Given that the computed p value = 0.4522, which is > 0.05, H0 of Nonstationary was rejected to accept H1 of Stationary. Having confirmed the stationarity of (1), it was used as input for building the user-defined forecasting model, myforecast_train, given by running
myforecast_train <- forecast(mymodel_train, level=c(95), h=1*12) (2)
where level is the confidence level and h is the number of monthly forecasts. Therefore, the SSS values were predicted 12 months ahead using the model and (2) built with parameter combinations h=1*12. The graph of the SSS values predicted by the model was generated by running
autoplot(myforecast_train) (3)
after running (2) successfully.

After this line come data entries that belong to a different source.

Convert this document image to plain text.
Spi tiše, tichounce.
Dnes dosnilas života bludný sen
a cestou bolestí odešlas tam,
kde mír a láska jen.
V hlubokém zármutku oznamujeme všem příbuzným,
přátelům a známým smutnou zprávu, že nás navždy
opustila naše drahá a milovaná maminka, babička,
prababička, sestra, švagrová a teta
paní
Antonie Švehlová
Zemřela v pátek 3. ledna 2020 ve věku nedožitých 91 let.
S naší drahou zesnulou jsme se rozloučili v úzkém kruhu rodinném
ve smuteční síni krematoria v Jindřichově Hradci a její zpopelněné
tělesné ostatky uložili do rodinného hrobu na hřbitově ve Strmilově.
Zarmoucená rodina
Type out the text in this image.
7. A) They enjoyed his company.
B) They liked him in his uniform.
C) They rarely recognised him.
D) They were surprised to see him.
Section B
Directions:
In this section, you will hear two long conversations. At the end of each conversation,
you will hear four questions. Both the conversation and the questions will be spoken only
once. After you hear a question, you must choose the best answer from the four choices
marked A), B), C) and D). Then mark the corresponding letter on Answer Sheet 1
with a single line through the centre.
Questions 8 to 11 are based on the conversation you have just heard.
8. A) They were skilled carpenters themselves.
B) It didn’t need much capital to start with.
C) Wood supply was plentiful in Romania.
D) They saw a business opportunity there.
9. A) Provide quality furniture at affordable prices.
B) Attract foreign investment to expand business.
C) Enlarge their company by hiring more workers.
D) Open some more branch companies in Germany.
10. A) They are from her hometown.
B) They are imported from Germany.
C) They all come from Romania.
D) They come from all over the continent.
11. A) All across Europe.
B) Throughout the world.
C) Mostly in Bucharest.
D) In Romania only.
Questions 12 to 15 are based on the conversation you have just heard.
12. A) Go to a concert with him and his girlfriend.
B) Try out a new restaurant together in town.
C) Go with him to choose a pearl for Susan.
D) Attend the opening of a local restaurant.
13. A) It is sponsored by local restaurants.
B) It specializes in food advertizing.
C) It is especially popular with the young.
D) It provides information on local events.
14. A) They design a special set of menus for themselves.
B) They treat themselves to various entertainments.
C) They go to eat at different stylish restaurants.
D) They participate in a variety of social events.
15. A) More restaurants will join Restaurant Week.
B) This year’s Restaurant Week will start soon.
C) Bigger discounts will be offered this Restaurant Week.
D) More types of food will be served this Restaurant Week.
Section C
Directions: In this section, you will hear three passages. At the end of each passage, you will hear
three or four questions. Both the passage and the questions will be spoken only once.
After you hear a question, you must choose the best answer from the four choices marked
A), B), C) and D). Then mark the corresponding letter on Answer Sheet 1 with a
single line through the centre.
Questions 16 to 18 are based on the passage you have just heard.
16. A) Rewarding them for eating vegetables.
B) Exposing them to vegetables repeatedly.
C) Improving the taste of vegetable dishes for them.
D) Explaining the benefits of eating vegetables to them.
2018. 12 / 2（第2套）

The modelling accuracy was computed in terms of R2, rsq by running
sss_obs1 <- myforecast_accuracy_Outcome_SSS$x
sss_pred1 <- myforecast_accuracy_Outcome_SSS$fitted
rss <- sum((sss_pred1 - sss_obs1) ^ 2)
tss <- sum((sss_obs1 - mean(sss_obs1)) ^ 2)
rsq <- 1 - rss/tss
rsq (4)
while the MAPE outcome of running
myforecast_accuracy_Outcome_SSS <- Arima(Outcome_SSS,
Model=mymodel_train)
accuracy (myforecast_accuracy_Outcome_SSS) (5)
where Outcome_SSS is the input time series SSS data and mymodel_train is the ML ARIMA model trained with the input of time series SSS data, which was utilized for validating the outcome of the above modelling accuracy.
The forecasting accuracy in terms of the RMSE was computed and validated by computing the MAPE with the MLmetrics for the best ARIMA ML model by running
RMSE(sss_pred1, sss_obs1) (6)
and
MAPE(sss_pred1, sss_obs1)*100 (7)
Immediately after running (4) successfully, where sss_pred1 is the predicted SSS value and sss_obs1 is the actual satellite SSS for January-December 2021.
3.5 Determination and Validation of ARIMA Model Accuracy for Modelling and Forecasting SSS
In subsection 3.4, the accuracy of the built ML ARIMA model for modelling variations in SSS was computed by using the R2 performance metric, which represents the amount of variation explained by the ML model. The forecasting accuracy was determined with the RMSE, a measure of accuracy that reveals the magnitude of the difference between the predicted and observed (actual) values. The validation of the modelling and forecasting accuracy of the best ML model in relation to error estimation, which is also known as residual variation, was also computed in terms of MAPE, a good measure of the absolute percentage difference between predicted and observed values. In general, the greater the R2 value is, the greater the amount of variation explained by the ML model. Conversely, lower values of MAPE and RMSE indicate relatively good accuracy of forecasts made by the model. In terms of the interpretation of the error metrics in real-world applications, the MAPE seems to be the most versatile because it is usually computed in percentage (%) units. In addition, what should be considered an acceptable accuracy level seems to be properly documented for the MAPE. In this regard, a MAPE less than 10% is considered to indicate “high prediction accuracy” (Lewis, 1982; Ağbulut et al., 2021b; Ajibola-James, 2023). It should be underscored that the true test of an ML time series model’s performance is in accurately forecasting new (future) values. This is usually determined by the value of its performance metrics in forecasting new target values that are not included in the model’s training datasets.